Editorial de Newsletter | Outubro, 2022

A fome é uma questão política



Em outubro, celebramos o Dia Mundial da Alimentação. A data nos convida a refletir sobre o quadro atual da alimentação mundial e sobre a forma como se organiza atualmente o sistema alimentar. Diversas evidências indicam que a forma predominante sobre como se encadeiam as atividades que vão da produção ao consumo de alimentos é insustentável do ponto de vista ambiental e social. Esta configuração dominante do sistema alimentar também contribui para as mudanças climáticas e para o crescimento de problemas de saúde e nutrição. 



No Brasil, infelizmente, temos pouco a comemorar sobre este tema. Carolina Maria de Jesus, conhecida pela sua obra “Quarto de Despejo”, escrita nos anos 1950, relata com detalhes a carestia de alimentos vivida sobretudo pela população pobre e negra. Mais de meio século depois, a experiência descrita por ela ainda é vivida por milhares de brasileiros e brasileiras: 33% de milhões de pessoas, segundo dados do II Inquérito Nacional sobre insegurança Alimentar no Contexto da Pandemia da Covid-19 no Brasil (II Vigisan), realizado pela Rede Penssan, Rede Brasileira de Pesquisa em Soberania e Segurança Alimentar e Nutricional. A população negra e as famílias chefiadas por mulheres seguem como aquelas que mais veem de perto a fome. Segundo a pesquisa, 19,3% dos lares chefiados por mulheres estão em situação de insegurança alimentar grave. Em lares cuja pessoa de referência é branca, a insegurança alimentar grave incide em 10,6% do total. Este número sobe para 18,1% quando a pessoa de referência é autorreferida como preta ou parda. 

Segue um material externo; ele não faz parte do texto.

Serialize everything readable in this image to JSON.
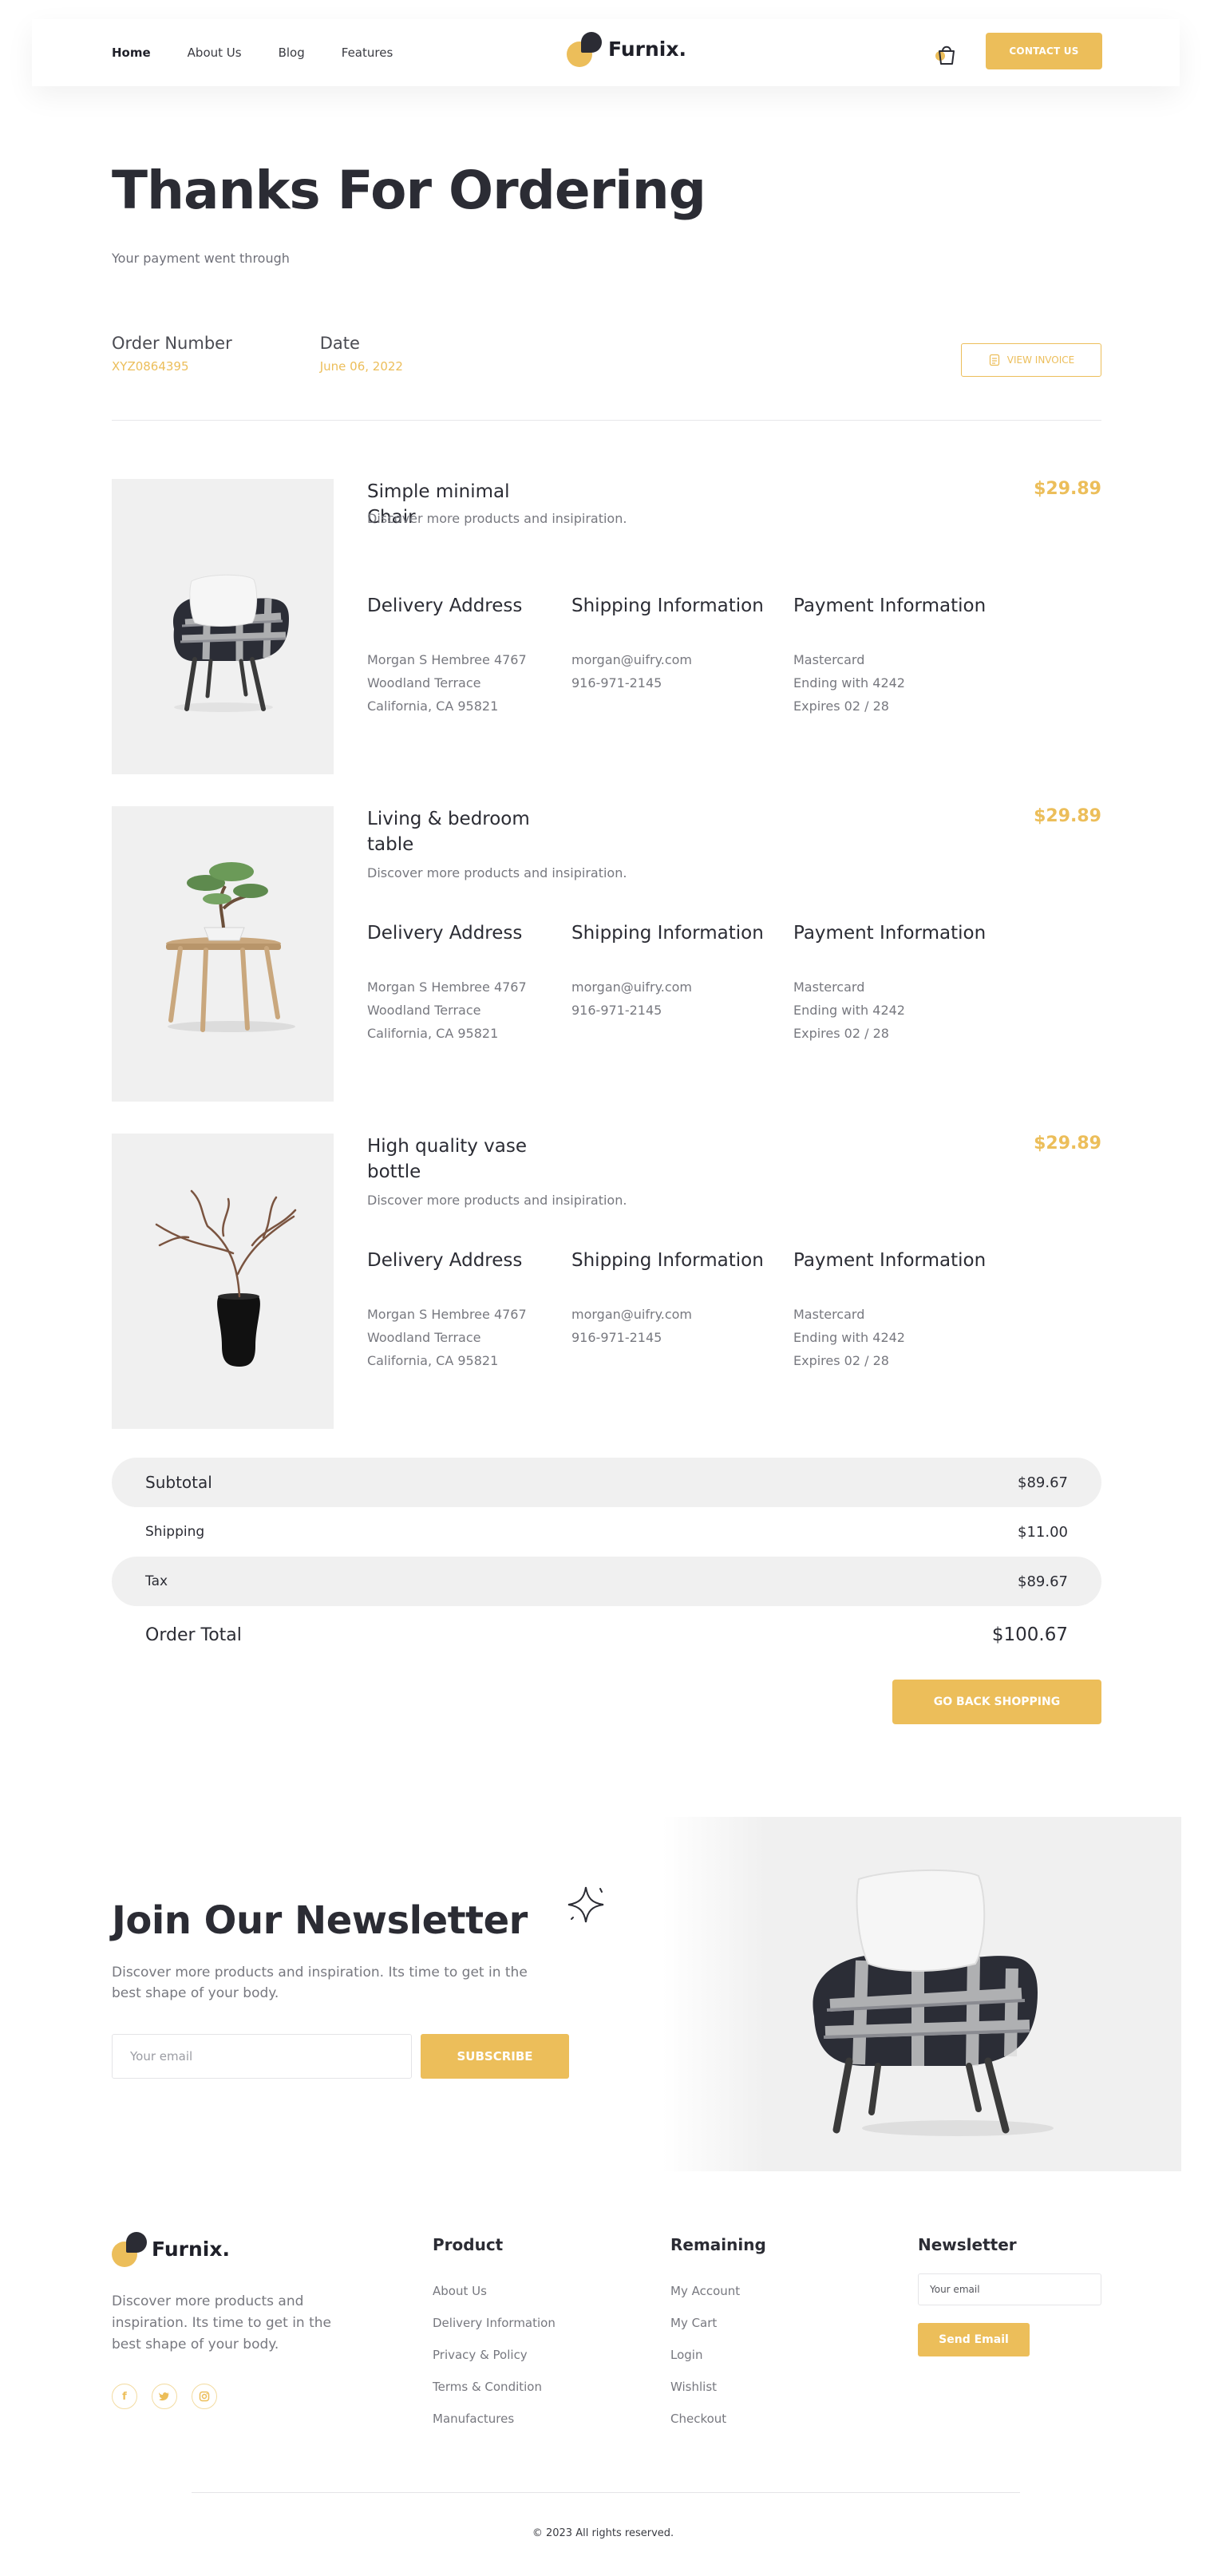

Para nós, a fome e a falta de acesso a alimentos adequados e de qualidade precisam ser encaradas como uma questão política, que possui relação com o modelo agrário brasileiro, historicamente marcado por relações desiguais de poder. Refletindo sobre isso, a Fundação Heinrich Böll, em parceria com o Observatório de Políticas Públicas para a Agricultura (OPPA) e o Grupo de Estudos em Mudanças Sociais, Agronegócio e Políticas Públicas (Gemap), lançaram o webdossiê: “Disputas e desafios do modelo agrário brasileiro: quando novos instrumentos reforçam velhas desigualdades”. A publicação aborda mudanças recentes no cenário agroalimentar e agroambiental, apontando tendências, como o aumento da financeirização da agricultura, as fragilidades na regularização fundiária e a desestruturação de políticas públicas para a agricultura familiar, reforçando desigualdades, com recortes interseccionais. 



Convidamos você para conhecer mais sobre as pesquisas em nosso site e nas redes sociais. Lançamos este dossiê, pois acreditamos que os temas por ele abordados tocam em questões centrais para o Brasil do amanhã. No próximo domingo, nosso país escolherá seu futuro governante, aquele que deverá como tarefa prioritária enfrentar este cenário de carestia, resultante do empobrecimento da maior parte da população e do aumento expressivo dos preços dos alimentos. Para isso, será preciso a construção de uma agenda estratégica de reconstrução de políticas e ações públicas orientadas para a realização da justiça social, ambiental e alimentar, que revertam recentes retrocessos e incorporem novos desafios resultantes dos processos gestados ou intensificados nos últimos anos. 



Ah, e nos próximos dois meses, acompanharemos dois importantes eventos: a Conferência das Partes (COP) do Clima / COP27  - que ocorrerá entre 6 a 18 de novembro no Egito - e a Conferência das Partes (COP) da Biodiversidade – de 7 a 19 de dezembro, no Canadá . Preparamos materiais especiais para compartilhar com vocês um pouco das negociações que ocorrerão.